買完票後,許時宴直接出門去了醫院,直奔精神科。
因爲前世和傅雪薇的糾纏,他患上了嚴重的精神疾病。
尤其是在傅雪薇打掉他們的孩子之後。
他無比自責沒有保護好他的孩子。
死前在大橋邊看見的,便是一個孩子墜橋的虛影。
他拼命沖過去,試圖將那個孩子救起,最後自己送了命。
在墜入冰冷河水那一瞬,他沒有掙扎,放任自己墜入湖底,徹底解脫……
醫生給他做了一系列的檢查,表情有些凝重:
“許先生,你是經歷了什麼嚴重創傷嗎?經過檢查,你的精神狀態不容樂觀,疑似患有精神分裂。”

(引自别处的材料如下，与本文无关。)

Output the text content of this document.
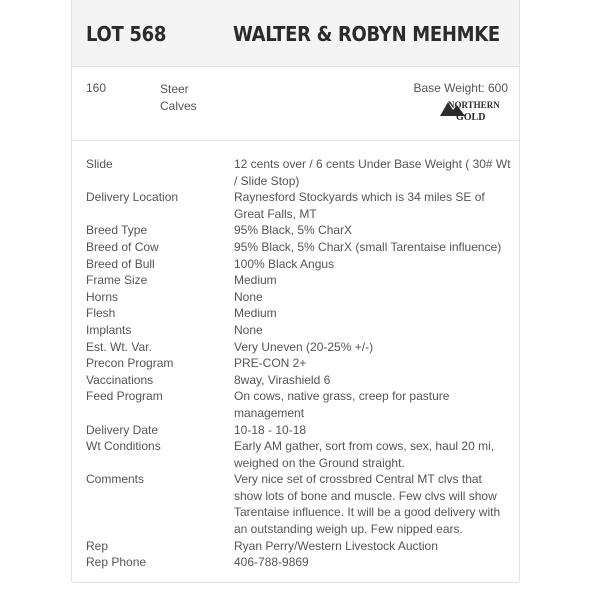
LOT 568	WALTER & ROBYN MEHMKE
160	Steer Calves
Base Weight: 600
NORTHERN
GOLD
Slide	12 cents over / 6 cents Under Base Weight ( 30# Wt / Slide Stop)
Delivery Location	Raynesford Stockyards which is 34 miles SE of Great Falls, MT
Breed Type	95% Black, 5% CharX
Breed of Cow	95% Black, 5% CharX (small Tarentaise influence)
Breed of Bull	100% Black Angus
Frame Size	Medium
Horns	None
Flesh	Medium
Implants	None
Est. Wt. Var.	Very Uneven (20-25% +/-)
Precon Program	PRE-CON 2+
Vaccinations	8way, Virashield 6
Feed Program	On cows, native grass, creep for pasture management
Delivery Date	10-18 - 10-18
Wt Conditions	Early AM gather, sort from cows, sex, haul 20 mi, weighed on the Ground straight.
Comments	Very nice set of crossbred Central MT clvs that show lots of bone and muscle. Few clvs will show Tarentaise influence. It will be a good delivery with an outstanding weigh up. Few nipped ears.
Rep	Ryan Perry/Western Livestock Auction
Rep Phone	406-788-9869
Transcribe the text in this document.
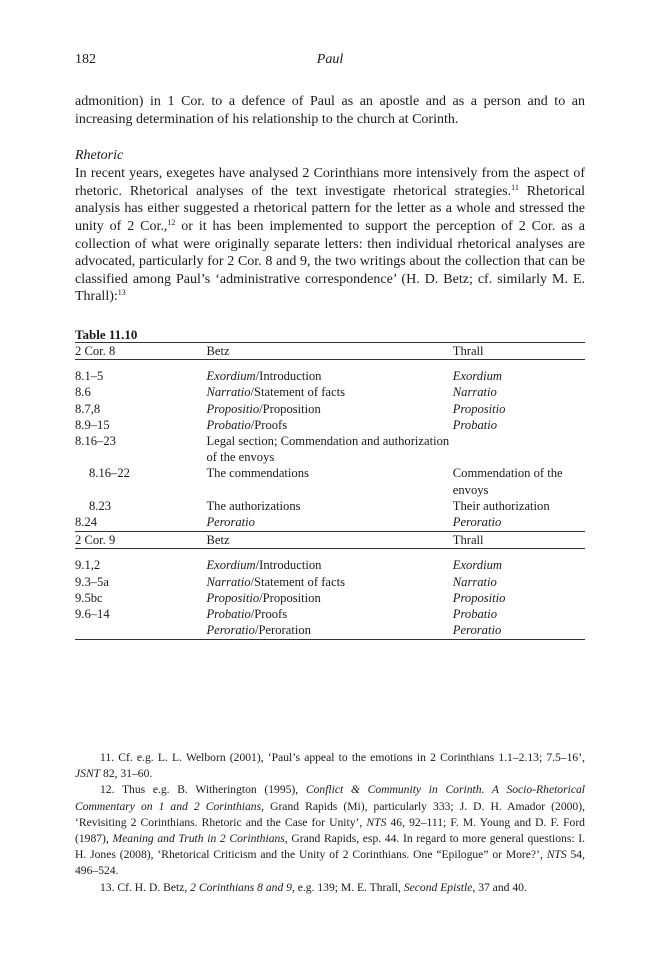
182	Paul

admonition) in 1 Cor. to a defence of Paul as an apostle and as a person and to an increasing determination of his relationship to the church at Corinth.

Rhetoric

In recent years, exegetes have analysed 2 Corinthians more intensively from the aspect of rhetoric. Rhetorical analyses of the text investigate rhetorical strategies.$^{11}$ Rhetorical analysis has either suggested a rhetorical pattern for the letter as a whole and stressed the unity of 2 Cor.,$^{12}$ or it has been implemented to support the perception of 2 Cor. as a collection of what were originally separate letters: then individual rhetorical analyses are advocated, particularly for 2 Cor. 8 and 9, the two writings about the collection that can be classified among Paul’s ‘administrative correspondence’ (H. D. Betz; cf. similarly M. E. Thrall):$^{13}$

Table 11.10
2 Cor. 8	Betz	Thrall
8.1–5	Exordium/Introduction	Exordium
8.6	Narratio/Statement of facts	Narratio
8.7,8	Propositio/Proposition	Propositio
8.9–15	Probatio/Proofs	Probatio
8.16–23	Legal section; Commendation and authorization of the envoys	
8.16–22	The commendations	Commendation of the envoys
8.23	The authorizations	Their authorization
8.24	Peroratio	Peroratio
2 Cor. 9	Betz	Thrall
9.1,2	Exordium/Introduction	Exordium
9.3–5a	Narratio/Statement of facts	Narratio
9.5bc	Propositio/Proposition	Propositio
9.6–14	Probatio/Proofs	Probatio
	Peroratio/Peroration	Peroratio

11. Cf. e.g. L. L. Welborn (2001), ‘Paul’s appeal to the emotions in 2 Corinthians 1.1–2.13; 7.5–16’, JSNT 82, 31–60.

12. Thus e.g. B. Witherington (1995), Conflict & Community in Corinth. A Socio-Rhetorical Commentary on 1 and 2 Corinthians, Grand Rapids (Mi), particularly 333; J. D. H. Amador (2000), ‘Revisiting 2 Corinthians. Rhetoric and the Case for Unity’, NTS 46, 92–111; F. M. Young and D. F. Ford (1987), Meaning and Truth in 2 Corinthians, Grand Rapids, esp. 44. In regard to more general questions: I. H. Jones (2008), ‘Rhetorical Criticism and the Unity of 2 Corinthians. One “Epilogue” or More?’, NTS 54, 496–524.

13. Cf. H. D. Betz, 2 Corinthians 8 and 9, e.g. 139; M. E. Thrall, Second Epistle, 37 and 40.
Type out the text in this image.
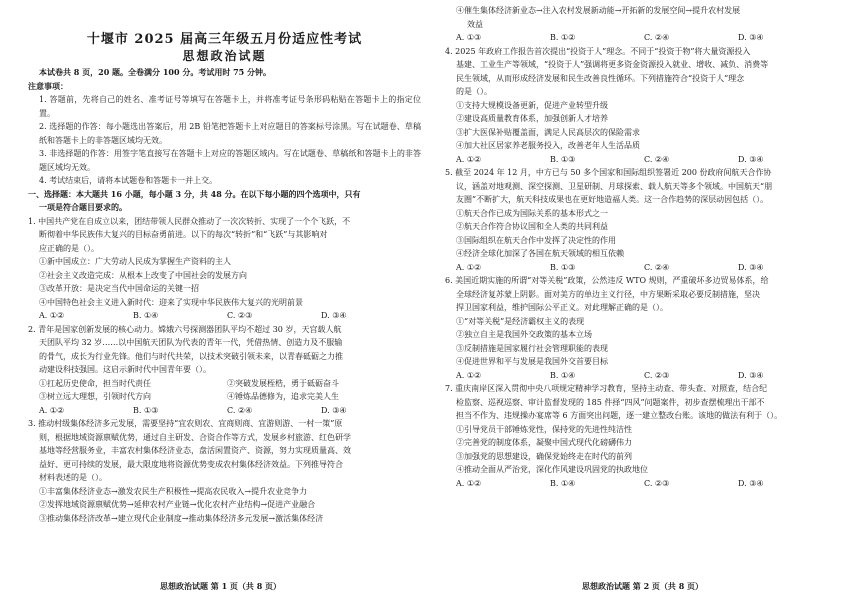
十堰市 2025 届高三年级五月份适应性考试
思想政治试题
本试卷共 8 页，20 题。全卷满分 100 分。考试用时 75 分钟。
注意事项：
1. 答题前，先将自己的姓名、准考证号等填写在答题卡上，并将准考证号条形码粘贴在答题卡上的指定位置。
2. 选择题的作答：每小题选出答案后，用 2B 铅笔把答题卡上对应题目的答案标号涂黑。写在试题卷、草稿纸和答题卡上的非答题区域均无效。
3. 非选择题的作答：用签字笔直接写在答题卡上对应的答题区域内。写在试题卷、草稿纸和答题卡上的非答题区域均无效。
4. 考试结束后，请将本试题卷和答题卡一并上交。
一、选择题：本大题共 16 小题，每小题 3 分，共 48 分。在以下每小题的四个选项中，只有
一项是符合题目要求的。
1. 中国共产党在自成立以来，团结带领人民群众推动了一次次转折、实现了一个个飞跃，不
断彻着中华民族伟大复兴的目标奋勇前进。以下的每次“转折”和“飞跃”与其影响对
应正确的是（）。
①新中国成立：广大劳动人民成为掌握生产资料的主人
②社会主义改造完成：从根本上改变了中国社会的发展方向
③改革开放：是决定当代中国命运的关键一招
④中国特色社会主义进入新时代：迎来了实现中华民族伟大复兴的光明前景
A. ①②	B. ①④	C. ②③	D. ③④
2. 青年是国家创新发展的核心动力。嫦娥六号探测器团队平均不超过 30 岁，天宫载人航
天团队平均 32 岁……以中国航天团队为代表的青年一代，凭借热情、创造力及不服输
的骨气，成长为行业先锋。他们与时代共荣，以技术突破引领未来，以青春砥砺之力推
动建设科技强国。这启示新时代中国青年要（）。
①扛起历史使命，担当时代责任	②突破发展桎梏，勇于砥砺奋斗
③树立远大理想，引领时代方向	④锤炼品德修为，追求完美人生
A. ①②	B. ①③	C. ②④	D. ③④
3. 推动村级集体经济多元发展，需要坚持“宜农则农、宜商则商、宜游则游、一村一策”原
则，根据地域资源禀赋优势，通过自主研发、合资合作等方式，发展乡村旅游、红色研学
基地等经营服务业，丰富农村集体经济业态，盘活闲置资产、资源，努力实现质量高、效
益好、更可持续的发展，最大限度地将资源优势变成农村集体经济效益。下列推导符合
材料表述的是（）。
①丰富集体经济业态→激发农民生产积极性→提高农民收入→提升农业竞争力
②发挥地域资源禀赋优势→延伸农村产业链→优化农村产业结构→促进产业融合
③推动集体经济改革→建立现代企业制度→推动集体经济多元发展→激活集体经济
④催生集体经济新业态→注入农村发展新动能→开拓新的发展空间→提升农村发展
效益
A. ①③	B. ①②	C. ②④	D. ③④
4. 2025 年政府工作报告首次提出“投资于人”理念。不同于“投资于物”将大量资源投入
基建、工业生产等领域，“投资于人”强调将更多资金资源投入就业、增收、减负、消费等
民生领域，从而形成经济发展和民生改善良性循环。下列措施符合“投资于人”理念
的是（）。
①支持大规模设备更新，促进产业转型升级
②建设高质量教育体系，加强创新人才培养
③扩大医保补贴覆盖面，满足人民高层次的保险需求
④加大社区居家养老服务投入，改善老年人生活品质
A. ①②	B. ①③	C. ②④	D. ③④
5. 截至 2024 年 12 月，中方已与 50 多个国家和国际组织签署近 200 份政府间航天合作协
议，涵盖对地观测、深空探测、卫星研制、月球探索、载人航天等多个领域。中国航天“朋
友圈”不断扩大，航天科技成果也在更好地造福人类。这一合作趋势的深层动因包括（）。
①航天合作已成为国际关系的基本形式之一
②航天合作符合协议国和全人类的共同利益
③国际组织在航天合作中发挥了决定性的作用
④经济全球化加深了各国在航天领域的相互依赖
A. ①②	B. ①③	C. ②④	D. ③④
6. 美国近期实施的所谓“对等关税”政策，公然违反 WTO 规则，严重破坏多边贸易体系，给
全球经济复苏蒙上阴影。面对美方的单边主义行径，中方果断采取必要反制措施，坚决
捍卫国家利益，维护国际公平正义。对此理解正确的是（）。
①“对等关税”是经济霸权主义的表现
②独立自主是我国外交政策的基本立场
③反制措施是国家履行社会管理职能的表现
④促进世界和平与发展是我国外交首要目标
A. ①②	B. ①④	C. ②③	D. ③④
7. 重庆南岸区深入贯彻中央八项规定精神学习教育，坚持主动查、带头查、对照查，结合纪
检监察、巡视巡察、审计监督发现的 185 件择“四风”问题案件，初步查摆梳理出干部不
担当不作为、违规操办宴席等 6 方面突出问题，逐一建立整改台账。该地的做法有利于（）。
①引导党员干部锤炼党性，保持党的先进性纯洁性
②完善党的制度体系，凝聚中国式现代化磅礴伟力
③加强党的思想建设，确保党始终走在时代的前列
④推动全面从严治党，深化作风建设巩固党的执政地位
A. ①②	B. ①④	C. ②③	D. ③④
思想政治试题 第 1 页（共 8 页）	思想政治试题 第 2 页（共 8 页）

果然如此,他的身體雖然重生,可精神傷害卻不會因爲他的重生而被徹底抹除。
雖然,他現在暫時沒出現幻覺。
許時宴的臉色有些慘白,心情有些沉重:
“麻煩你,給我開藥吧。”
他出了診室,往醫院外走去。
剛走開沒多遠,卻在路過婦科的走廊時看見了傅雪薇和溫子川。
溫子川發瘋一般,一拳砸在牆壁上,一邊打一邊憤怒道:
“七成資產!七成!還要公司百分之51的股份!”
“憑什麼?這些都是你辛辛苦苦打拼下來的,憑什麼都給他?”
“你不是說你愛我嗎?你把錢給他,你說愛我?我才不信,錢在哪愛在哪!”
“孩子不生了!不生了!沒錢了我和孩子怎麼活?”
“與其讓孩子生下來就受苦,還不如你早點把它打了算了。”
傅雪薇看見他這樣,頓時慌了手腳,心疼地捧着他的手。
“子川,別打了,求你別再傷害自己了。”
“你放心,錢我還能再賺。”
“我答應給他這些錢,不是爲了他,只是爲了能早日幹幹淨淨脫身嫁給你,是因爲你值得,你明白嗎?”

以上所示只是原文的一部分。